Mein neues Buch “Leben allein genügt nicht - Von der Kunst des Älterwerdens” ist am 11. März 2010 erschienen.

Klappentext:

Mit ihrem Buch „Leben ist mehr – Lebenskunst lernen beim Älterwerden“ begeisterte Beate Forsbach viele Leser. Nicht nur Senioren, auch viele jüngere Menschen beschäftigen sich mit dem Älterwerden. Denn das betrifft ja jeden Menschen in jedem Moment seines Lebens.

Beate Forsbach zeigt, wie wir die Kunst des Älterwerdens erlernen und in unserem Leben anwenden können. Sie erzählt von alltäglichen Begebenheiten aus dem Zusammenleben mit ihrem Mann Hans Christian und leitet daraus Wegweiser für das Älterwerden ab.

Ihre Geschichten sind jetzt und hier entstanden. Sie handeln von Veränderungen und Überraschungen, vom Abschied und Loslassen, von Liebe und Freundschaft, von Angst und Hoffnung, von Stress, Krankheit und Heilung, aber auch von Optimismus, Glück und Lebensfreude. Sie zeigen uns, dass auch wir in unserem Leben jeden Tag das ganz persönliche Glück erfahren können.

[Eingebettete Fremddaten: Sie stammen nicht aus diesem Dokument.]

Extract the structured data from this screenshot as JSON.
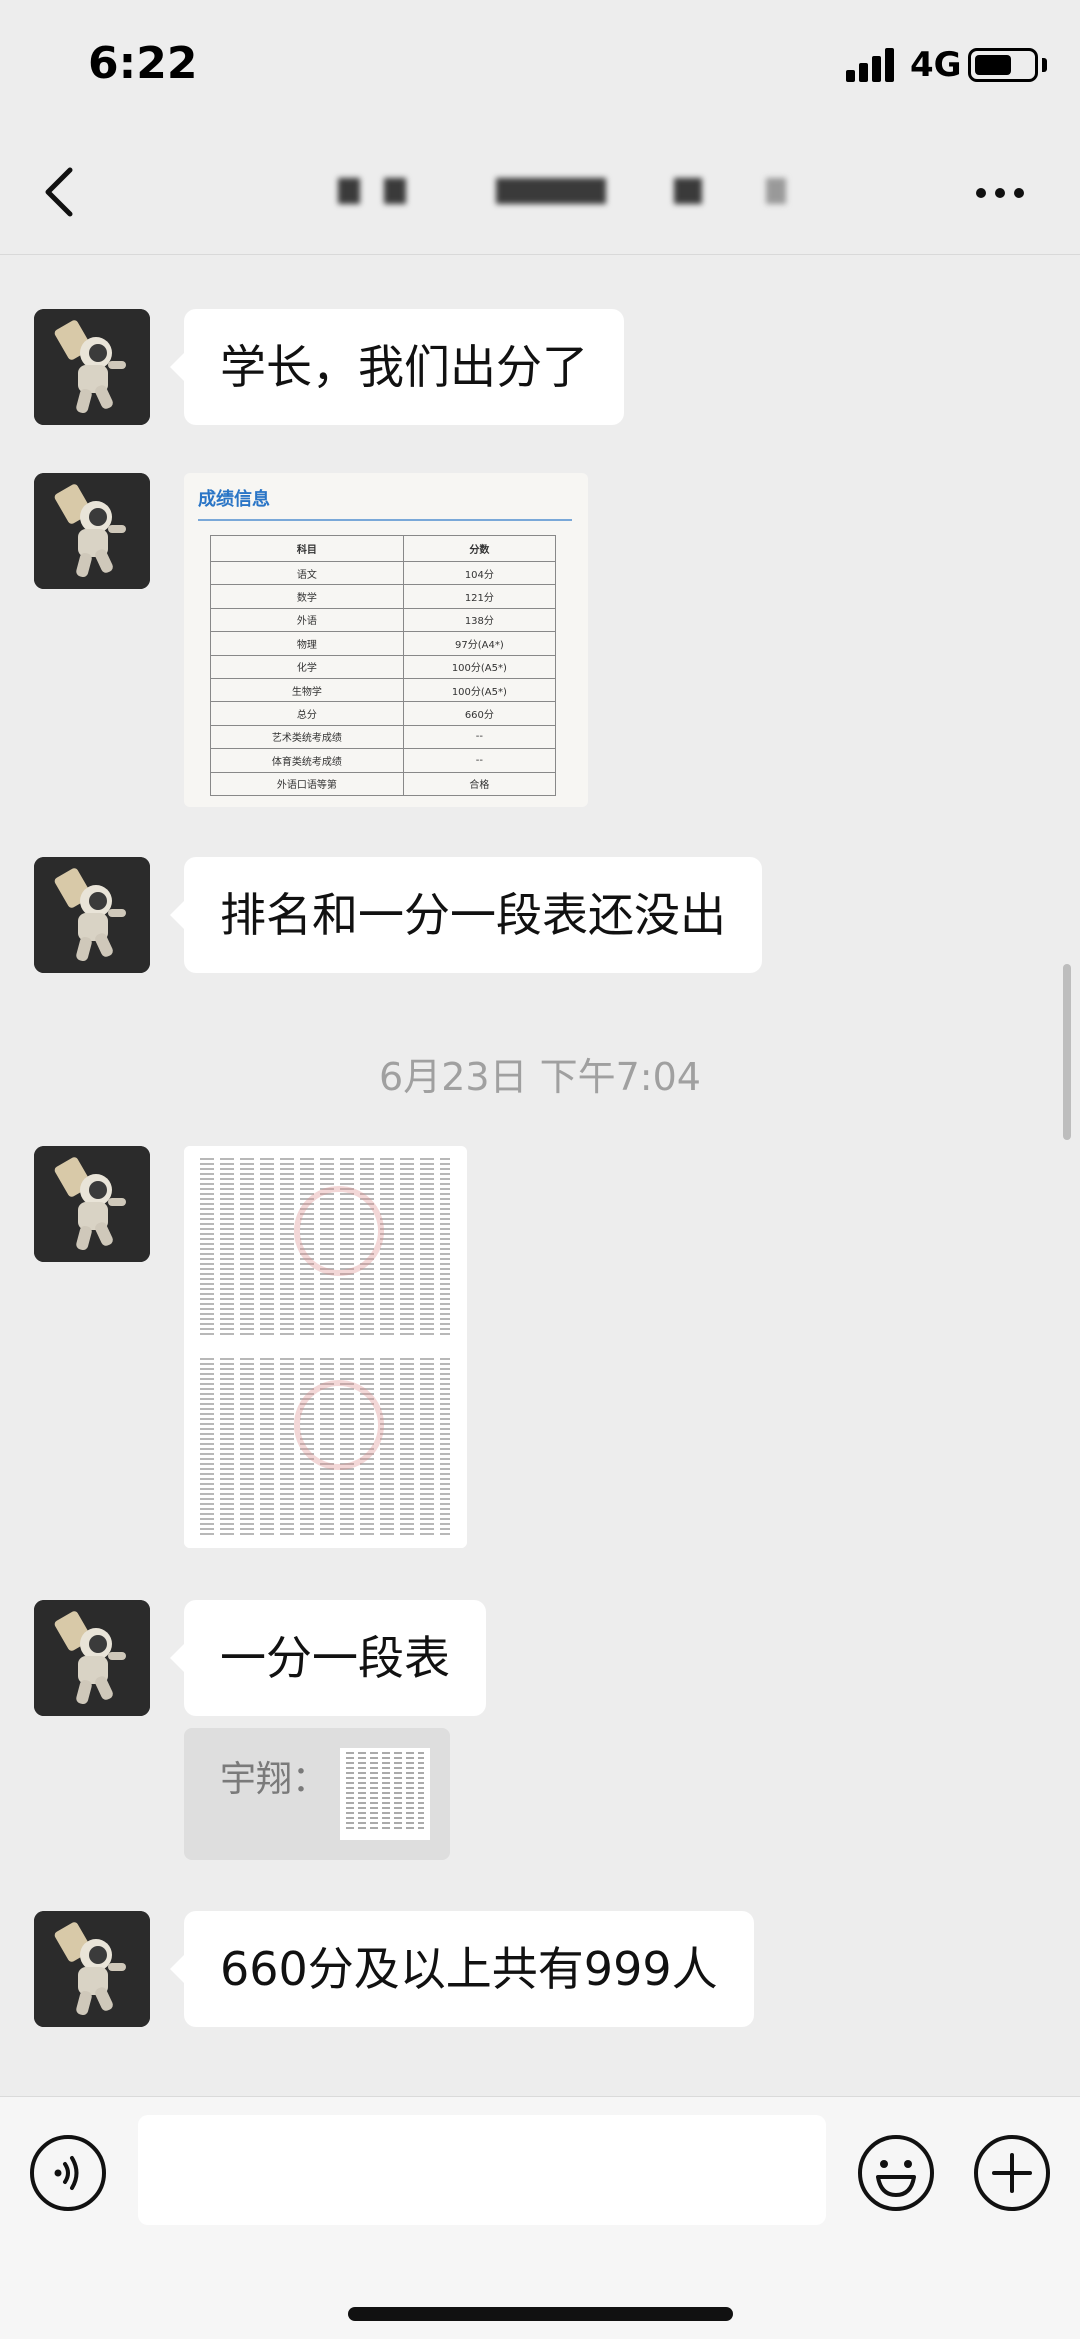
{
  "status_bar": {
    "time": "6:22",
    "network": "4G",
    "battery_level": 0.65
  },
  "nav": {
    "back_icon": "chevron-left-icon",
    "more_icon": "more-dots-icon"
  },
  "messages": [
    {
      "type": "text",
      "text": "学长，我们出分了"
    },
    {
      "type": "image",
      "image": {
        "title": "成绩信息",
        "headers": [
          "科目",
          "分数"
        ],
        "rows": [
          [
            "语文",
            "104分"
          ],
          [
            "数学",
            "121分"
          ],
          [
            "外语",
            "138分"
          ],
          [
            "物理",
            "97分(A4*)"
          ],
          [
            "化学",
            "100分(A5*)"
          ],
          [
            "生物学",
            "100分(A5*)"
          ],
          [
            "总分",
            "660分"
          ],
          [
            "艺术类统考成绩",
            "--"
          ],
          [
            "体育类统考成绩",
            "--"
          ],
          [
            "外语口语等第",
            "合格"
          ]
        ]
      }
    },
    {
      "type": "text",
      "text": "排名和一分一段表还没出"
    },
    {
      "type": "timestamp",
      "text": "6月23日 下午7:04"
    },
    {
      "type": "image",
      "image": {
        "description_hidden": true
      }
    },
    {
      "type": "text",
      "text": "一分一段表"
    },
    {
      "type": "quote",
      "author": "宇翔："
    },
    {
      "type": "text",
      "text": "660分及以上共有999人"
    }
  ],
  "input_bar": {
    "voice_icon": "voice-icon",
    "emoji_icon": "emoji-icon",
    "plus_icon": "plus-icon",
    "text_value": ""
  },
  "colors": {
    "background": "#ededed",
    "bubble": "#ffffff",
    "timestamp": "#a0a0a0",
    "score_title": "#2a75c6"
  }
}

Sprüche, Gedichte und Texte anderer Autoren sowie Rezensionen ausgewählter Bücher geben dem Leser kleine und große Denkanstöße. Zahlreiche farbige Fotos lenken den Blick auf die Schönheiten in unserem alltäglichen Leben.

„Leben allein genügt nicht“, sagte der Schmetterling,
„Sonnenschein, Freiheit und eine kleine Blume muss man haben.“

(Hans Christian Andersen, 1805-1875)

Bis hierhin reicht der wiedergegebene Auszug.